Did you know 16th – 22nd May is National Vegetarian Week 2016?

Whilst we often hear the word ‘vegetarian’ being used, what does it really mean?

Well, a true vegetarian is someone who doesn’t eat meat, poultry, game, fish or shellfish and instead eat a diet based on grains, pulses, nuts, seeds, vegetables and fruits.

Some people follow a ‘semi-vegetarian’ diet, which is primarily plant-based diet but includes dairy, eggs and fish on occasion, or in small quantities.

There are various reasons why people choose to be a vegetarian from animal rights and environmental concerns to religious beliefs and health issues.

Vegetarian diets tend to be naturally lower in saturated fat and cholesterol, and higher in plant nutrients than most meat-based diets and include:

  • At least five portions of fruit and vegetables every day, more if possible.
  • Wholegrain bread, rice and pasta, organic options are always preferable.
  • Beans, pulses and other proteins.
  • Dairy alternative products such as almond soya and rice milks.
  • Unsaturated oils and spreads.
  • At least eight glasses of water a day.

By understanding what makes up a healthy, balanced vegetarian diet, it is possible for your to get all the nutrients the body needs without adding in supplements.

Vegetarians can be low in iron, which isn’t great as this can cause anaemia and a weak nervous system. To get enough iron you need to eat a variety of:

  • beans, lentils and peas
  • nuts
  • dried fruits such as apricots and raisins
  • dark-green vegetables, such as broccoli, kale and spring greens
  • whole grains, such as brown rice and brown bread
  • cereals fortified with iron

Vitamin B-12 is also needed to produce red blood cells and prevent anaemia but is almost exclusively found in fish, meat, poultry, eggs, milk, and milk products. Fortified breakfast cereals are a readily available source of vitamin B12 and this is where taking supplements might be considered a good idea.

Omega-3 fatty acids are vital for heart health, but are mainly found in eggs and fish so add vegetable oils, chia seeds, ground flax seeds, and walnuts into your diet mix mix.
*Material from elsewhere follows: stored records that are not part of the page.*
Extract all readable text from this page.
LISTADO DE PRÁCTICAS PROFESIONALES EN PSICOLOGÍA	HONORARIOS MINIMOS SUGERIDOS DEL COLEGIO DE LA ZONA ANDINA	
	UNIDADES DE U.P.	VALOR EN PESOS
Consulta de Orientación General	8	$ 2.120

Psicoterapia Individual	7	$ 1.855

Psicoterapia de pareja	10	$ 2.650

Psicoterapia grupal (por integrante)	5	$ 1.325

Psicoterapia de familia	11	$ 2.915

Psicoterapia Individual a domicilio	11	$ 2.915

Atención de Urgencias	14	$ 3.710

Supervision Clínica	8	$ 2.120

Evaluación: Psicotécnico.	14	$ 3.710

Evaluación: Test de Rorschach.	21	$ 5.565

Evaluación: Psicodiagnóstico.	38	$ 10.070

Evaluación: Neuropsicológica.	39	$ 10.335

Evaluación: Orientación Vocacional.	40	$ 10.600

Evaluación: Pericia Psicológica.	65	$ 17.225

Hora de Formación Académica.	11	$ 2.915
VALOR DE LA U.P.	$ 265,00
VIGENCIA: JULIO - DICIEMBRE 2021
Getting started can be daunting but we have some tips to help you:

  • Each week cut the number of meat meals you eat so you slowly move over to being a vegetarian. You might find before long you don’t miss meat and it is an easy switch.
  • Add greens, such as spinach, kale and Swiss chard into your diet by adding into soups, salads, stir-fries and smoothies.
  • Try your favourite recipes without meat. Make a vegetarian chilli by swapping the mince for extra kidney beans. Make fajitas using tofu rather than chicken and go for pasta with a thick organic tomato sauce packed with peppers rather than beef.
  • Scan the Internet and library for vegetarian cookbooks and recipes.
  • Check out ethnic restaurants and look in your supermarket for new ideas on what to cook and eat.

Regardless of whether you choose to be vegetarian, it’s always good to eat a variety of foods so why not cut out meat this National Vegetarian Week and see how you get on?